7. A formulation as claimed in claim 1 in which the phenyloin is present in the formulation at an amount of between 0.5% and 10.0% (w/w).

8. A formulation as claimed in claim 1 in which the phenyloin comprises a phenyloin salt.

9. A formulation as claimed in claim 8 in which the phenyloin salt consists of sodium phenyloin.

10. A formulation as claimed in claim 1 further including one or more therapeutic molecules for the treatment of wounds.

11. A formulation as claimed in claim 10 in which the therapeutic molecules are anti-infective agents selected from the group comprising antibiotics, antifungal agents, and zinc salts.

12. A formulation as claimed in claim 1, comprising:

from 0.5% to 10.0% phenyloin salt;

from 0.5% to 5.0% gelling agent;

an aqueous base; and optionally

an amount of alkali or acid or buffer salts sufficient to adjust the pH of the formulation to between 7 and 10,

wherein the gelling agent comprises an acidic gel-forming polymer capable of forming an ion pair with the phenyloin.

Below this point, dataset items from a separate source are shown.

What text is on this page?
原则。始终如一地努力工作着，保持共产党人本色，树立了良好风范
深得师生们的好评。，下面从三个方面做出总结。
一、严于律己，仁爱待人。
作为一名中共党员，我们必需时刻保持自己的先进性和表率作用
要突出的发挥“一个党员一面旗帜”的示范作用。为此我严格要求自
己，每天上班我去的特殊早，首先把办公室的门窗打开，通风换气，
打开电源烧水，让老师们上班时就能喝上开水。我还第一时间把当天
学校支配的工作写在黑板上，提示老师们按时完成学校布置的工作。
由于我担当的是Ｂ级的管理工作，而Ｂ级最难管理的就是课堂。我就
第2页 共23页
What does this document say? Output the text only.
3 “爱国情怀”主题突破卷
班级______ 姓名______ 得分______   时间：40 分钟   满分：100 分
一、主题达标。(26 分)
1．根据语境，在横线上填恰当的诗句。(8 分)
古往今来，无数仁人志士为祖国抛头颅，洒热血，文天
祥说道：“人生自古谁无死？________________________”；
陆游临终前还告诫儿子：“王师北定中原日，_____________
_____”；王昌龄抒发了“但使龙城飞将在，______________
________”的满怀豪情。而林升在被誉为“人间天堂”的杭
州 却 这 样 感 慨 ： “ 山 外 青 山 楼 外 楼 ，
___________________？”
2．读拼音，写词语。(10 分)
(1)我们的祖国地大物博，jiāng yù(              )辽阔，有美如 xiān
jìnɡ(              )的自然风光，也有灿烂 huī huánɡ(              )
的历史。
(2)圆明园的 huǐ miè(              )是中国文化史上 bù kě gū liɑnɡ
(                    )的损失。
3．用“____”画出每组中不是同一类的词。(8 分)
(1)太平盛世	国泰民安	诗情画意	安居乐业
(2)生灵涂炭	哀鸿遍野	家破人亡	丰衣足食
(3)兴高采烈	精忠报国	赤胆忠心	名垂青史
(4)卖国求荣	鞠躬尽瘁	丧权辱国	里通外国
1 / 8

13. A formulation as claimed in claim 12 in which the gelling agent is a carbomer.

14. A solid support forming part of a bandage or a dressing for wounds, wherein the solid support carries a formulation according to claim 1.

15. A solid support as claimed in claim 14 and comprising a mesh formed of woven or non-woven material.

16. A bandage or dressing for wounds comprising a solid support as claimed in claim 14.

17. A formulation as claimed in claim 1 for use as a medicament.

18. A formulation as claimed in claim 1 for use in the topical treatment of wounds.

19. A formulation as claimed in claim 1 for use in the topical treatment of wounds in diabetic patients.

20. A method of treating a wound in an individual comprising a step of administering a formulation of claim 1 topically to the wound.

21. A method of treating a wound in a diabetic patient comprising a step of administering a formulation of claim 1 topically to the wound.